I tell the kid he shouldn’t be here.

“This is where ladies… dance.”

“Wizzout zeyr pants,” he says in this Nosferatu voice.

Take him onto Bunting road. Sunlight beating on the hoods of Camaros and pickups.

“What’s with the cape?”

“I yam a wampire.”

“You don’t say. How’d you get here?”

“Zee buzz.”

The bus-riding vampire’s name is Dylan. “How come you aren’t shrivelling up in the sun?” “I yam a magical wampire.”

I’ll wager this act gets him beat up a fair load. Walk to a payphone beside Mattress Depot. He calls someone to pick him up. Cross to Mac’s Milk. One Coke and one “Vampire Tonic”: chocolate milk to us non-bloodsuckers. Dylan insists on paying. His fiver has pinpricks run down it.

“So, there a missus Vampire?”

“Sadie,” he says in a regular kid voice. “She’s sort of my girlfriend.”

“A looker?”

“She’s got piglet tails.”

“I think that’s pigtails. Plan on bringing her to visit your Ma and Pa in Transylvania?”

A powder blue Ford pulls in. The driver’s Abigail Burger. From Sarah Court. Fletcher’s daughter. I believe she recognizes me but as we fail to acknowledge this, the moment passes and we shake as two strangers. One hell of a grip.

“Any idea how much trouble a kid can get into with only a bus pass?” she says. “I sew five-dollar bills into the lining of his pants so he’s not penniless.”

“What’s this about him being a vampire?”

“Dad lets him watch monster movies.”

“Mom doesn’t approve?”

“Oh, I’m not his mother.”

I say goodbye. Head home. The sky’s composed of overlapping orange- to blood-coloured curtains when my own son pulls into the complex lot. Driving a shark-grey Olds. Flames lick off the wheel wells. Haven’t seen him in two years and three before that. My apartment’s a shambles. Grab Lucky Lager bottles and sleeve them in the nearest two-four case. Colin’s fist hammers the door.

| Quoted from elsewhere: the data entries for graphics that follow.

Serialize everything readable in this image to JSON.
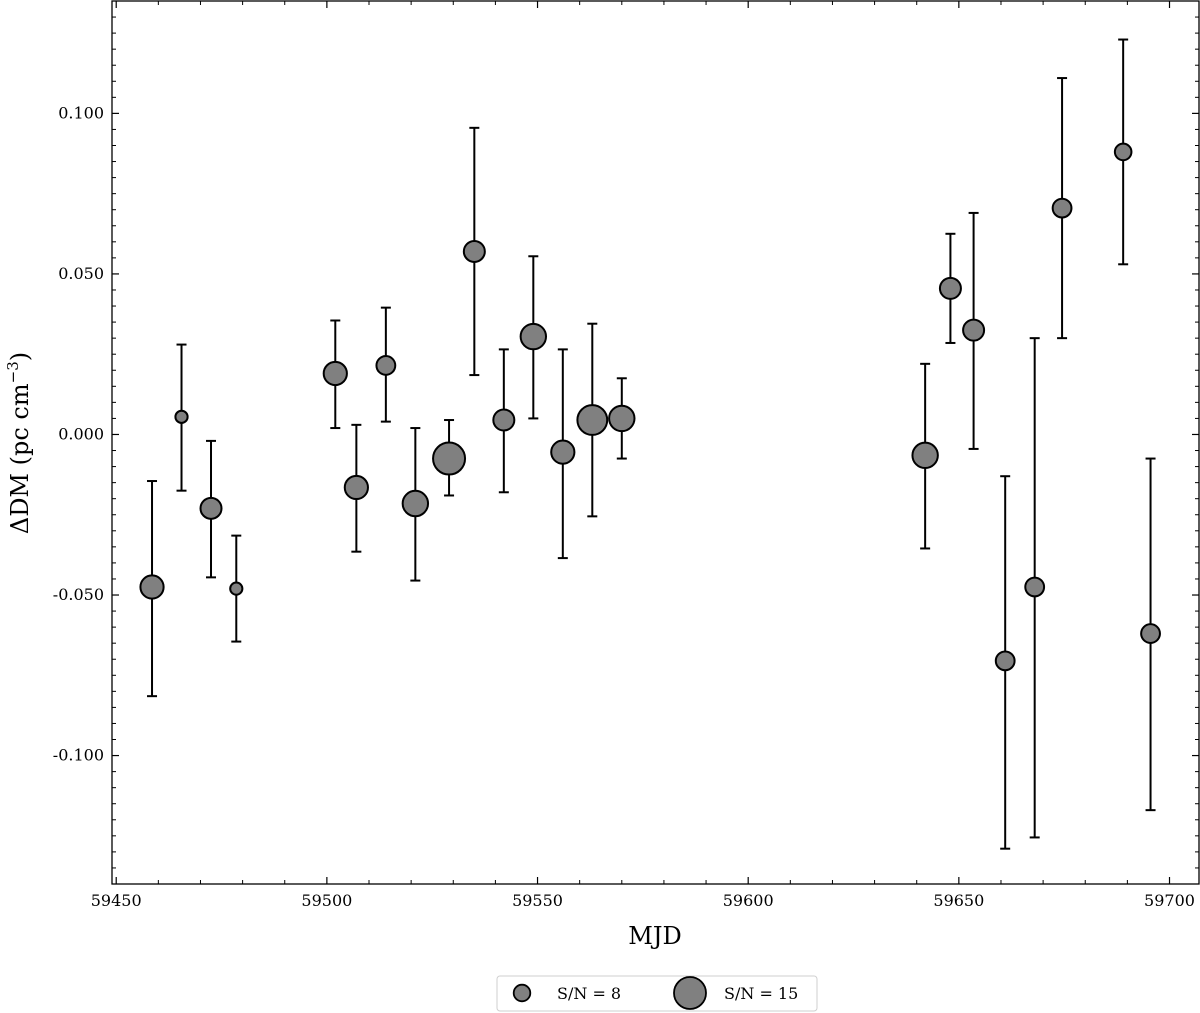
{
  "chart_data": {
    "type": "scatter",
    "title": "",
    "xlabel": "MJD",
    "ylabel": "ΔDM (pc cm",
    "ylabel_sup": "−3",
    "ylabel_close": ")",
    "xlim": [
      59449,
      59707
    ],
    "ylim": [
      -0.14,
      0.135
    ],
    "xticks": [
      59450,
      59500,
      59550,
      59600,
      59650,
      59700
    ],
    "xtick_labels": [
      "59450",
      "59500",
      "59550",
      "59600",
      "59650",
      "59700"
    ],
    "yticks": [
      -0.1,
      -0.05,
      0.0,
      0.05,
      0.1
    ],
    "ytick_labels": [
      "-0.100",
      "-0.050",
      "0.000",
      "0.050",
      "0.100"
    ],
    "grid": false,
    "marker_color": "#808080",
    "edge_color": "#000000",
    "legend_position": "below plot, center",
    "legend": [
      {
        "label": "S/N = 8",
        "snr": 8
      },
      {
        "label": "S/N = 15",
        "snr": 15
      }
    ],
    "points": [
      {
        "x": 59458.5,
        "y": -0.0475,
        "lo": -0.0815,
        "hi": -0.0145,
        "snr": 11
      },
      {
        "x": 59465.5,
        "y": 0.0055,
        "lo": -0.0175,
        "hi": 0.028,
        "snr": 6
      },
      {
        "x": 59472.5,
        "y": -0.023,
        "lo": -0.0445,
        "hi": -0.002,
        "snr": 10
      },
      {
        "x": 59478.5,
        "y": -0.048,
        "lo": -0.0645,
        "hi": -0.0315,
        "snr": 6
      },
      {
        "x": 59502.0,
        "y": 0.019,
        "lo": 0.002,
        "hi": 0.0355,
        "snr": 11
      },
      {
        "x": 59507.0,
        "y": -0.0165,
        "lo": -0.0365,
        "hi": 0.003,
        "snr": 11
      },
      {
        "x": 59514.0,
        "y": 0.0215,
        "lo": 0.004,
        "hi": 0.0395,
        "snr": 9
      },
      {
        "x": 59521.0,
        "y": -0.0215,
        "lo": -0.0455,
        "hi": 0.002,
        "snr": 12
      },
      {
        "x": 59529.0,
        "y": -0.0075,
        "lo": -0.019,
        "hi": 0.0045,
        "snr": 15
      },
      {
        "x": 59535.0,
        "y": 0.057,
        "lo": 0.0185,
        "hi": 0.0955,
        "snr": 10
      },
      {
        "x": 59542.0,
        "y": 0.0045,
        "lo": -0.018,
        "hi": 0.0265,
        "snr": 10
      },
      {
        "x": 59549.0,
        "y": 0.0305,
        "lo": 0.005,
        "hi": 0.0555,
        "snr": 12
      },
      {
        "x": 59556.0,
        "y": -0.0055,
        "lo": -0.0385,
        "hi": 0.0265,
        "snr": 11
      },
      {
        "x": 59563.0,
        "y": 0.0045,
        "lo": -0.0255,
        "hi": 0.0345,
        "snr": 14
      },
      {
        "x": 59570.0,
        "y": 0.005,
        "lo": -0.0075,
        "hi": 0.0175,
        "snr": 12
      },
      {
        "x": 59642.0,
        "y": -0.0065,
        "lo": -0.0355,
        "hi": 0.022,
        "snr": 12
      },
      {
        "x": 59648.0,
        "y": 0.0455,
        "lo": 0.0285,
        "hi": 0.0625,
        "snr": 10
      },
      {
        "x": 59653.5,
        "y": 0.0325,
        "lo": -0.0045,
        "hi": 0.069,
        "snr": 10
      },
      {
        "x": 59661.0,
        "y": -0.0705,
        "lo": -0.129,
        "hi": -0.013,
        "snr": 9
      },
      {
        "x": 59668.0,
        "y": -0.0475,
        "lo": -0.1255,
        "hi": 0.03,
        "snr": 9
      },
      {
        "x": 59674.5,
        "y": 0.0705,
        "lo": 0.03,
        "hi": 0.111,
        "snr": 9
      },
      {
        "x": 59689.0,
        "y": 0.088,
        "lo": 0.053,
        "hi": 0.123,
        "snr": 8
      },
      {
        "x": 59695.5,
        "y": -0.062,
        "lo": -0.117,
        "hi": -0.0075,
        "snr": 9
      }
    ]
  }
}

“Since when do you lock it, Daddio?”

As if he visited weekly and this is a fresh wrinkle. I’m sixty. Colin was born when I was twenty-five. The mathematics bear out in the creases of his face and the calcified humps of his knuckles. His left cheek’s caved inwards below his eye. Happened years back when he jumped eleven busses at the Merritville Speedway, misjudged the landing and crushed his skull off the bars. His helmet split in half — helmets are designed to split under pressure; otherwise, you slip it off and inside’s red goo — as his body ragdolled over the front tire. He survived, as he’s survived the flaming rings of death and sundry smashups he calls a career. Hair flecked with white. Nothing like your son’s hair coming in grey to make you feel fossilized. Blue eyes, his mother’s, gone pale round the edges. Leather jacket with “Brink Of, Inc” stenciled on the back. Ragged cracks like tiny mouths at the elbows.